Spesso mi sono domandato il motivo per cui a fronte di un incremento della banda della rete (migliorata nella media del servizio sia in upload che in download), e della frammentazione del concetto di fruizione della musica scaricata in streaming (sempre più spesso in percentuale gli utenti scaricano solo alcuni brani e non l’intero album di un singolo artista), l’industria non abbia pensato di creare una sua piattaforma esclusiva di qualità, nella quale proporre catalogo e novità in vendita con qualità elevata (partendo dai file .wav 44.1 kHz e 16 bit per arrivare ai file FLAC ad alta risoluzione), nello stesso modo in cui le etichette indipendenti che mirano all’alta qualità audio già fanno da tempo. Questo consentirebbe, con un modesto investimento (specie se inteso dalle multinazionali tutte insieme), un’affiliazione diretta degli utenti finali senza intermediari terzi (e‑stores come iTunes), lasciando a questi ultimi la vendita dei prodotti nei formati a risoluzione inferiore. Tutto questo, senza sconvolgere equilibri commerciali di alcun tipo, potrebbe mettere l’industria in condizione di affrancarsi, perlomeno dal punto di vista della qualità proposta, dalle scelte obbligate che l’evoluzione tecnologica dei sistemi di riproduzione oggi impone ad essa in modo sempre più evidente, ribaltandone i naturali equilibri creativi di proposta e di produzione. E in più stimolerebbe l’industria stessa all’inseguimento di elementi di conservazione ed esaltazione del valore del contenuto, perché la forma (la qualità audio) da sola possiede una valenza relativa, ma unita ad un materiale musicale valido dà al prodotto un’importanza decisamente superiore.

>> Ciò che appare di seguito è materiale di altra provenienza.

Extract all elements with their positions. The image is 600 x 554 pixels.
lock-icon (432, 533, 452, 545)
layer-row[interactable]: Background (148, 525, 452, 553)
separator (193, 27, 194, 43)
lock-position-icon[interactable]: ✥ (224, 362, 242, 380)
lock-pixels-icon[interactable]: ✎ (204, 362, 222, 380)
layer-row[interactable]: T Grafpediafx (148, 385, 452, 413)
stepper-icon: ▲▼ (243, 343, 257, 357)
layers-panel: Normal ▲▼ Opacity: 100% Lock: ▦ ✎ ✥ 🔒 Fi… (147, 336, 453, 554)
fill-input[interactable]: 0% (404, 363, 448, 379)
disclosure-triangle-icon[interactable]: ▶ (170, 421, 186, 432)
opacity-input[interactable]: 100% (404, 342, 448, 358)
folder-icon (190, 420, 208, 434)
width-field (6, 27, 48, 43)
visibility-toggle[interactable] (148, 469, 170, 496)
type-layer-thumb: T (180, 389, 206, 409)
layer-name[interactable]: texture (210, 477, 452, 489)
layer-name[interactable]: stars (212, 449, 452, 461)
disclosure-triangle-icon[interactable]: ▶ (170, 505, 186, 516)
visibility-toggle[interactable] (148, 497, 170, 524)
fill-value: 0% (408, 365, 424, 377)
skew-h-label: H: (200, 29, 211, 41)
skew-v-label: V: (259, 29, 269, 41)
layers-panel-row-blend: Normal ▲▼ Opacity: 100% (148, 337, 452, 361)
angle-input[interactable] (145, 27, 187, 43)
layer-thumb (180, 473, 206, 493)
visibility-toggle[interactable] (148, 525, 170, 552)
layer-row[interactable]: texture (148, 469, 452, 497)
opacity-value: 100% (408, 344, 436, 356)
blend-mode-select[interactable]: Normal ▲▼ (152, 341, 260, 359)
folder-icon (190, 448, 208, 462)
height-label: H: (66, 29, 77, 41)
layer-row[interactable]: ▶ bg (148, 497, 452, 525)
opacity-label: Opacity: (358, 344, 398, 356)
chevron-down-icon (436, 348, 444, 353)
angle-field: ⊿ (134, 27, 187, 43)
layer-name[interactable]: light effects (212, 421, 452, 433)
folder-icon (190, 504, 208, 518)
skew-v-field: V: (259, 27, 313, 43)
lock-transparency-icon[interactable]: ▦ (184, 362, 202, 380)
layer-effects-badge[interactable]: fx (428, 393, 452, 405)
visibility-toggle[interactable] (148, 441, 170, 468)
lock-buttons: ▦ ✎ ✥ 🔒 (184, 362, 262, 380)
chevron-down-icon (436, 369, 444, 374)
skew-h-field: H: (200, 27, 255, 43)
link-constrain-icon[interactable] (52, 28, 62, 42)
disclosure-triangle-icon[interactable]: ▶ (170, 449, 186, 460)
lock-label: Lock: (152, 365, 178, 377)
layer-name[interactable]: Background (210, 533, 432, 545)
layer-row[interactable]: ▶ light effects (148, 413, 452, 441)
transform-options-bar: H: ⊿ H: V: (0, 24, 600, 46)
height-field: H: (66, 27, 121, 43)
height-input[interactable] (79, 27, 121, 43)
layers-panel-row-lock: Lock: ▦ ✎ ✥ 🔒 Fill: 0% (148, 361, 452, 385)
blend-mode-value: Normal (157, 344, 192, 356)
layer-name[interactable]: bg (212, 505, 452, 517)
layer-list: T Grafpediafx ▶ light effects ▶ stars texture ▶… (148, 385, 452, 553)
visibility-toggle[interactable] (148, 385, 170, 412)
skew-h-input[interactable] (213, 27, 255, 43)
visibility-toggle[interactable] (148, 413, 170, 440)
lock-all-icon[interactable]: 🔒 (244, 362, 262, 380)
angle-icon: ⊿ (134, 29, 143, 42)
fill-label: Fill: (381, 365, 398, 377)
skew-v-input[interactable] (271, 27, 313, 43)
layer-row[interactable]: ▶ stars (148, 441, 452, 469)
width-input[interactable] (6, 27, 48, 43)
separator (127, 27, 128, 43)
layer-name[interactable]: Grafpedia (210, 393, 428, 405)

Perché, forse, migliorare la qualità del contenitore ci può veramente dare uno stimolo per produrre contenuti migliori.
Specialmente in un’epoca in cui la musica si ascolta con una qualità mediamente bassa ed il contenitore non esiste (perché non è esattamente qualcosa di tangibile) o peggio, nell’immaginario degli utenti – ed in particolare dei più giovani – è rappresentato da un oggetto (ad esempio un telefono) nato per una funzione completamente diversa e quindi distraente dal contenuto del materiale musicale che dobbiamo invece difendere e valorizzare.
E sta per cominciare l’era del “cloud”, dove il contenuto, definitivamente scorporato dall’oggetto che lo contiene, sarà in un luogo sconosciuto ed avrà quindi un valore non definibile da parte degli utenti finali, lasciando lo scettro del comando dell’industria musicale nelle mani dei soli fornitori di hardware e servizi.
Come dice il saggio: “Il fiume guardi il mare e lo riempia, senza dimenticarsi della sua sorgente, altrimenti c’è il rischio che inaridisca”.